George Dornbusch
Born1819 (1819)
Died5 February 1873 (aged 53)
London, England
NationalityAustrian
Occupation(s)Merchant, activist
Signature

George Dornbusch (1819 – 5 February 1873) was an Austrian merchant and activist for vegetarianism and various other causes including abolitionism, anti-vaccination, temperance, women's suffrage and the peace movement. He was an early proponent of veganism.

Biography

Dornbush was born in Trieste, then part of the Austrian Empire, in 1819.[1] Dornbusch became a vegan in 1843, "partaking neither of fish, flesh, fowl, butter, milk, cheese, or eggs, and abstaining also from the use of tea, coffee, intoxicating drinks, salt, and tobacco",[2] Francis William Newman also described him as abstaining from, "every form of vegetable grease or oil, from the chief vegetable spices, such as pepper and ginger, and emphatically from salt."[3]

Dornbusch moved to England from Hamburg in 1845, where he settled in London with his wife Amalie.[4] He became one of the leading members of the vegetarian movement, naming his house "Vegetarian Cottage",[4] and becoming one of the first members of the Vegetarian Society.[5] Dornbusch remarried after his wife's death and in 1866, along with his daughter and second wife, Emma, signed a petition for women's suffrage.[4] He was also a member of the general committee of the Emancipation Society, along with John Stuart Mill,[4] as well as a member of the National Society for Women's Suffrage, which he served on the central committee for from 1871 to 1872.[4]

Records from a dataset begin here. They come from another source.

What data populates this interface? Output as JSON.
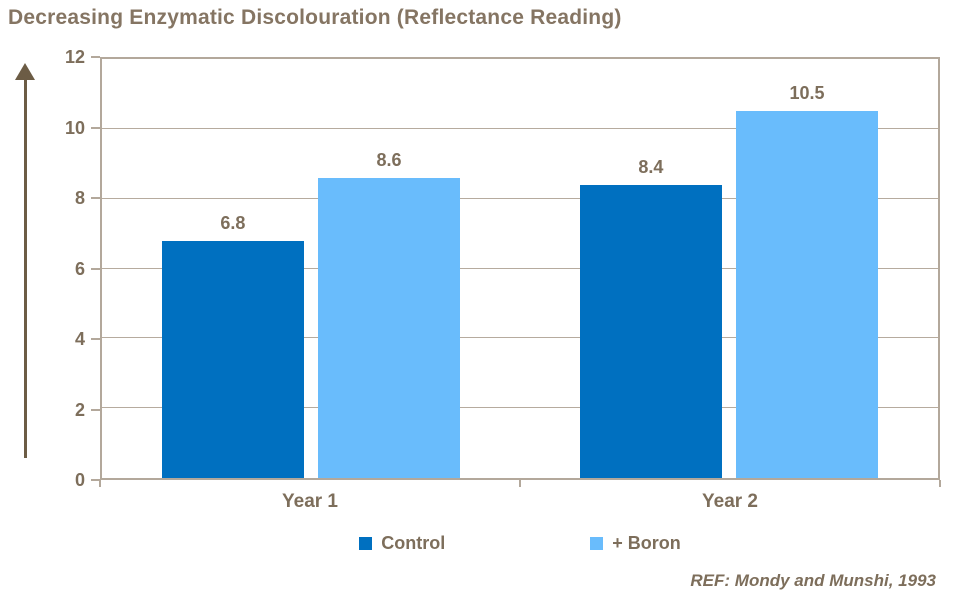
{
  "title": "Decreasing Enzymatic Discolouration (Reflectance Reading)",
  "reference": "REF: Mondy and Munshi, 1993",
  "colors": {
    "text_brown": "#7d6e5b",
    "title_brown": "#857563",
    "axis_line": "#b3a89b",
    "gridline": "#b6ab9e",
    "arrow": "#6c5c45",
    "control_blue": "#0070c0",
    "boron_blue": "#69bcfc"
  },
  "chart_data": {
    "type": "bar",
    "title": "Decreasing Enzymatic Discolouration (Reflectance Reading)",
    "categories": [
      "Year 1",
      "Year 2"
    ],
    "series": [
      {
        "name": "Control",
        "color": "#0070c0",
        "values": [
          6.8,
          8.4
        ],
        "labels": [
          "6.8",
          "8.4"
        ]
      },
      {
        "name": "+ Boron",
        "color": "#69bcfc",
        "values": [
          8.6,
          10.5
        ],
        "labels": [
          "8.6",
          "10.5"
        ]
      }
    ],
    "xlabel": "",
    "ylabel": "",
    "ylim": [
      0,
      12
    ],
    "yticks": [
      0,
      2,
      4,
      6,
      8,
      10,
      12
    ],
    "grid": true,
    "legend_position": "bottom",
    "annotation": "REF: Mondy and Munshi, 1993"
  }
}
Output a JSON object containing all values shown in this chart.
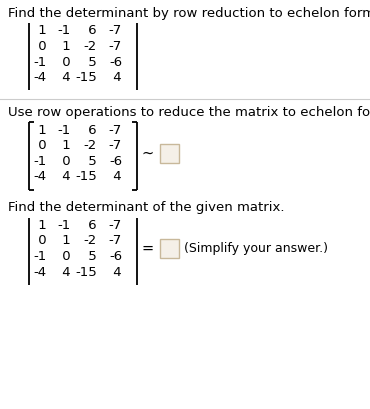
{
  "title1": "Find the determinant by row reduction to echelon form.",
  "title2": "Use row operations to reduce the matrix to echelon form.",
  "title3": "Find the determinant of the given matrix.",
  "matrix_rows": [
    [
      " 1",
      "-1",
      " 6",
      "-7"
    ],
    [
      " 0",
      " 1",
      "-2",
      "-7"
    ],
    [
      "-1",
      " 0",
      " 5",
      "-6"
    ],
    [
      "-4",
      " 4",
      "-15",
      " 4"
    ]
  ],
  "simplify_text": "(Simplify your answer.)",
  "bg_color": "#ffffff",
  "text_color": "#000000",
  "font_size": 9.5,
  "small_font": 9.0,
  "box_fill": "#f5f0e8",
  "box_edge": "#c8b89a",
  "sep_color": "#cccccc"
}
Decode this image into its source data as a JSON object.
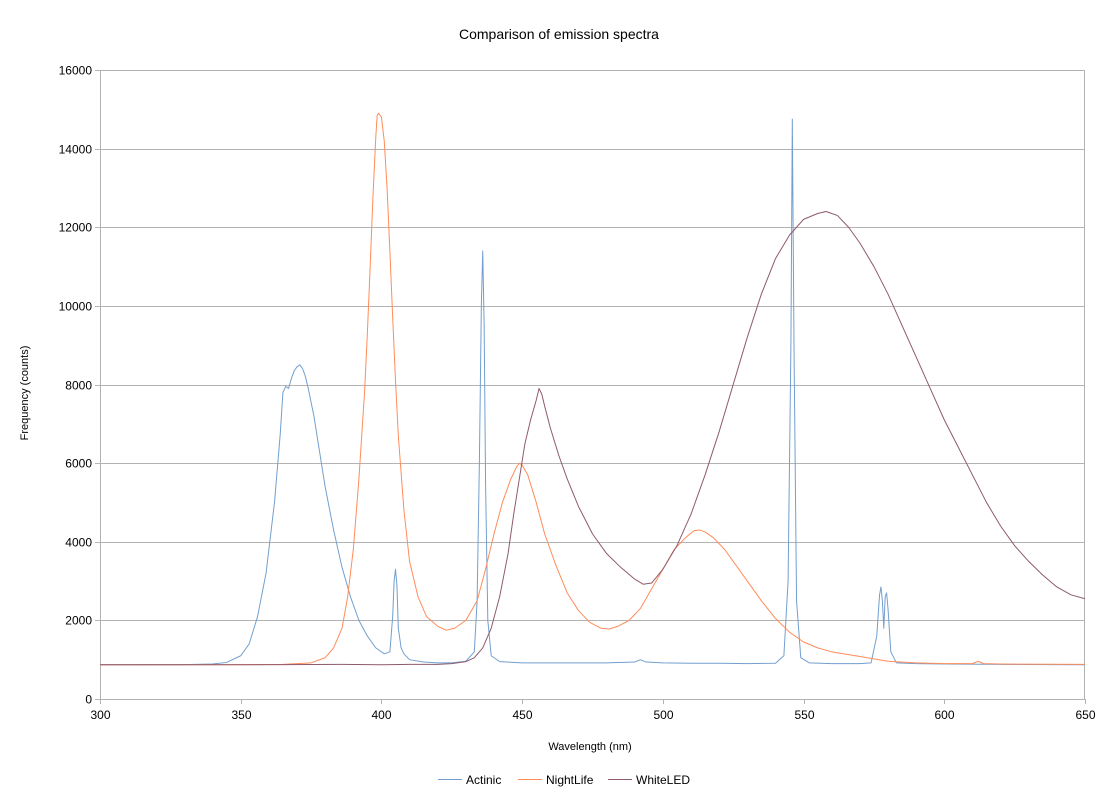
{
  "chart_data": {
    "type": "line",
    "title": "Comparison of emission spectra",
    "xlabel": "Wavelength (nm)",
    "ylabel": "Frequency (counts)",
    "xlim": [
      300,
      650
    ],
    "ylim": [
      0,
      16000
    ],
    "x_ticks": [
      300,
      350,
      400,
      450,
      500,
      550,
      600,
      650
    ],
    "y_ticks": [
      0,
      2000,
      4000,
      6000,
      8000,
      10000,
      12000,
      14000,
      16000
    ],
    "grid": "horizontal",
    "legend_position": "bottom",
    "series": [
      {
        "name": "Actinic",
        "color": "#729fcf",
        "points": [
          [
            300,
            870
          ],
          [
            330,
            875
          ],
          [
            340,
            890
          ],
          [
            345,
            930
          ],
          [
            350,
            1100
          ],
          [
            353,
            1400
          ],
          [
            356,
            2100
          ],
          [
            359,
            3200
          ],
          [
            362,
            5000
          ],
          [
            364,
            6700
          ],
          [
            365,
            7800
          ],
          [
            366,
            7950
          ],
          [
            367,
            7900
          ],
          [
            368,
            8150
          ],
          [
            369,
            8350
          ],
          [
            370,
            8450
          ],
          [
            371,
            8500
          ],
          [
            372,
            8400
          ],
          [
            373,
            8200
          ],
          [
            374,
            7900
          ],
          [
            376,
            7200
          ],
          [
            378,
            6300
          ],
          [
            380,
            5400
          ],
          [
            383,
            4300
          ],
          [
            386,
            3350
          ],
          [
            389,
            2600
          ],
          [
            392,
            2000
          ],
          [
            395,
            1600
          ],
          [
            398,
            1300
          ],
          [
            401,
            1150
          ],
          [
            403,
            1200
          ],
          [
            404,
            2100
          ],
          [
            404.5,
            3000
          ],
          [
            405,
            3300
          ],
          [
            405.5,
            2900
          ],
          [
            406,
            1800
          ],
          [
            407,
            1300
          ],
          [
            408,
            1150
          ],
          [
            410,
            1000
          ],
          [
            415,
            940
          ],
          [
            420,
            920
          ],
          [
            425,
            920
          ],
          [
            430,
            960
          ],
          [
            433,
            1200
          ],
          [
            434,
            2500
          ],
          [
            434.8,
            6000
          ],
          [
            435.5,
            10000
          ],
          [
            436,
            11400
          ],
          [
            436.5,
            9500
          ],
          [
            437,
            5500
          ],
          [
            437.8,
            2000
          ],
          [
            439,
            1100
          ],
          [
            442,
            950
          ],
          [
            450,
            920
          ],
          [
            460,
            920
          ],
          [
            470,
            920
          ],
          [
            480,
            920
          ],
          [
            490,
            940
          ],
          [
            492,
            1000
          ],
          [
            494,
            940
          ],
          [
            500,
            920
          ],
          [
            510,
            910
          ],
          [
            520,
            910
          ],
          [
            530,
            900
          ],
          [
            540,
            910
          ],
          [
            543,
            1100
          ],
          [
            544.5,
            3000
          ],
          [
            545.5,
            9000
          ],
          [
            546,
            14750
          ],
          [
            546.6,
            9000
          ],
          [
            547.5,
            2500
          ],
          [
            549,
            1050
          ],
          [
            552,
            920
          ],
          [
            560,
            900
          ],
          [
            570,
            900
          ],
          [
            574,
            920
          ],
          [
            576,
            1600
          ],
          [
            577,
            2650
          ],
          [
            577.5,
            2850
          ],
          [
            578,
            2500
          ],
          [
            578.5,
            1800
          ],
          [
            579,
            2600
          ],
          [
            579.5,
            2700
          ],
          [
            580,
            2300
          ],
          [
            581,
            1200
          ],
          [
            583,
            920
          ],
          [
            590,
            900
          ],
          [
            600,
            890
          ],
          [
            620,
            880
          ],
          [
            650,
            870
          ]
        ]
      },
      {
        "name": "NightLife",
        "color": "#ff8c5a",
        "points": [
          [
            300,
            870
          ],
          [
            350,
            875
          ],
          [
            365,
            880
          ],
          [
            375,
            920
          ],
          [
            380,
            1050
          ],
          [
            383,
            1300
          ],
          [
            386,
            1800
          ],
          [
            388,
            2600
          ],
          [
            390,
            3800
          ],
          [
            392,
            5600
          ],
          [
            394,
            7800
          ],
          [
            395,
            9300
          ],
          [
            396,
            11000
          ],
          [
            397,
            12800
          ],
          [
            398,
            14300
          ],
          [
            398.5,
            14850
          ],
          [
            399,
            14900
          ],
          [
            400,
            14800
          ],
          [
            401,
            14200
          ],
          [
            402,
            13000
          ],
          [
            403,
            11400
          ],
          [
            404,
            9700
          ],
          [
            405,
            8100
          ],
          [
            406,
            6700
          ],
          [
            408,
            4800
          ],
          [
            410,
            3500
          ],
          [
            413,
            2600
          ],
          [
            416,
            2100
          ],
          [
            420,
            1850
          ],
          [
            423,
            1750
          ],
          [
            426,
            1800
          ],
          [
            430,
            2000
          ],
          [
            434,
            2500
          ],
          [
            437,
            3300
          ],
          [
            440,
            4200
          ],
          [
            443,
            5000
          ],
          [
            446,
            5600
          ],
          [
            448,
            5900
          ],
          [
            449,
            6000
          ],
          [
            450,
            5950
          ],
          [
            452,
            5700
          ],
          [
            455,
            5000
          ],
          [
            458,
            4200
          ],
          [
            462,
            3400
          ],
          [
            466,
            2700
          ],
          [
            470,
            2250
          ],
          [
            474,
            1950
          ],
          [
            478,
            1800
          ],
          [
            481,
            1780
          ],
          [
            484,
            1850
          ],
          [
            488,
            2000
          ],
          [
            492,
            2300
          ],
          [
            496,
            2800
          ],
          [
            500,
            3300
          ],
          [
            504,
            3800
          ],
          [
            508,
            4100
          ],
          [
            511,
            4280
          ],
          [
            513,
            4300
          ],
          [
            515,
            4250
          ],
          [
            518,
            4100
          ],
          [
            522,
            3800
          ],
          [
            526,
            3400
          ],
          [
            530,
            3000
          ],
          [
            535,
            2500
          ],
          [
            540,
            2050
          ],
          [
            545,
            1700
          ],
          [
            550,
            1450
          ],
          [
            555,
            1300
          ],
          [
            560,
            1200
          ],
          [
            570,
            1080
          ],
          [
            580,
            960
          ],
          [
            590,
            920
          ],
          [
            600,
            900
          ],
          [
            610,
            900
          ],
          [
            612,
            960
          ],
          [
            614,
            900
          ],
          [
            620,
            890
          ],
          [
            650,
            880
          ]
        ]
      },
      {
        "name": "WhiteLED",
        "color": "#8e5a6c",
        "points": [
          [
            300,
            870
          ],
          [
            350,
            870
          ],
          [
            386,
            880
          ],
          [
            400,
            870
          ],
          [
            410,
            880
          ],
          [
            420,
            880
          ],
          [
            425,
            900
          ],
          [
            430,
            950
          ],
          [
            433,
            1050
          ],
          [
            436,
            1300
          ],
          [
            439,
            1800
          ],
          [
            442,
            2600
          ],
          [
            445,
            3700
          ],
          [
            447,
            4700
          ],
          [
            449,
            5600
          ],
          [
            451,
            6500
          ],
          [
            453,
            7100
          ],
          [
            455,
            7600
          ],
          [
            456,
            7900
          ],
          [
            457,
            7750
          ],
          [
            458,
            7450
          ],
          [
            460,
            6900
          ],
          [
            463,
            6200
          ],
          [
            466,
            5600
          ],
          [
            470,
            4900
          ],
          [
            475,
            4200
          ],
          [
            480,
            3700
          ],
          [
            485,
            3350
          ],
          [
            490,
            3050
          ],
          [
            493,
            2920
          ],
          [
            496,
            2950
          ],
          [
            500,
            3300
          ],
          [
            505,
            3900
          ],
          [
            510,
            4700
          ],
          [
            515,
            5700
          ],
          [
            520,
            6800
          ],
          [
            525,
            8000
          ],
          [
            530,
            9200
          ],
          [
            535,
            10300
          ],
          [
            540,
            11200
          ],
          [
            545,
            11800
          ],
          [
            550,
            12200
          ],
          [
            555,
            12350
          ],
          [
            558,
            12400
          ],
          [
            562,
            12300
          ],
          [
            566,
            12000
          ],
          [
            570,
            11600
          ],
          [
            575,
            11000
          ],
          [
            580,
            10300
          ],
          [
            585,
            9500
          ],
          [
            590,
            8700
          ],
          [
            595,
            7900
          ],
          [
            600,
            7100
          ],
          [
            605,
            6400
          ],
          [
            610,
            5700
          ],
          [
            615,
            5000
          ],
          [
            620,
            4400
          ],
          [
            625,
            3900
          ],
          [
            630,
            3500
          ],
          [
            635,
            3150
          ],
          [
            640,
            2850
          ],
          [
            645,
            2650
          ],
          [
            650,
            2550
          ]
        ]
      }
    ]
  }
}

Dornbusch died from bronchitis, on 5 February 1873,[6] at the age of 53.[2] He was buried in Abney Park Cemetery, London.[4]

References

  1. "George Dornbusch". Women's Suffrage Resources. Retrieved 2021-03-11.
  2. 1 2 Forward, Charles Walter (1898). Fifty Years of Food Reform: A History of the Vegetarian Movement in England. London, Manchester: The Ideal Publishing Union, The Vegetarian Society. p. 71.
  3. Newman, Francis William (1883). Essays on Diet. London: Kegan Paul, Trench, & Co. p. 56.
  4. 1 2 3 4 5 6 "Suffrage Stories: The 1866 Petition: J.S. Mill And The South Hackney Connection". Woman and her Sphere. 2015-04-28. Retrieved 2021-03-11.
  5. Dozell, Anne (1996-05-02). "A Brief History of Vegetarianism". Toronto Vegetarian Association. Archived from the original on 2021-01-15. Retrieved 2021-03-11.
  6. "Death of George Dornbusch". The Medium and Daybreak. 4 (149): 67. 1873-02-07.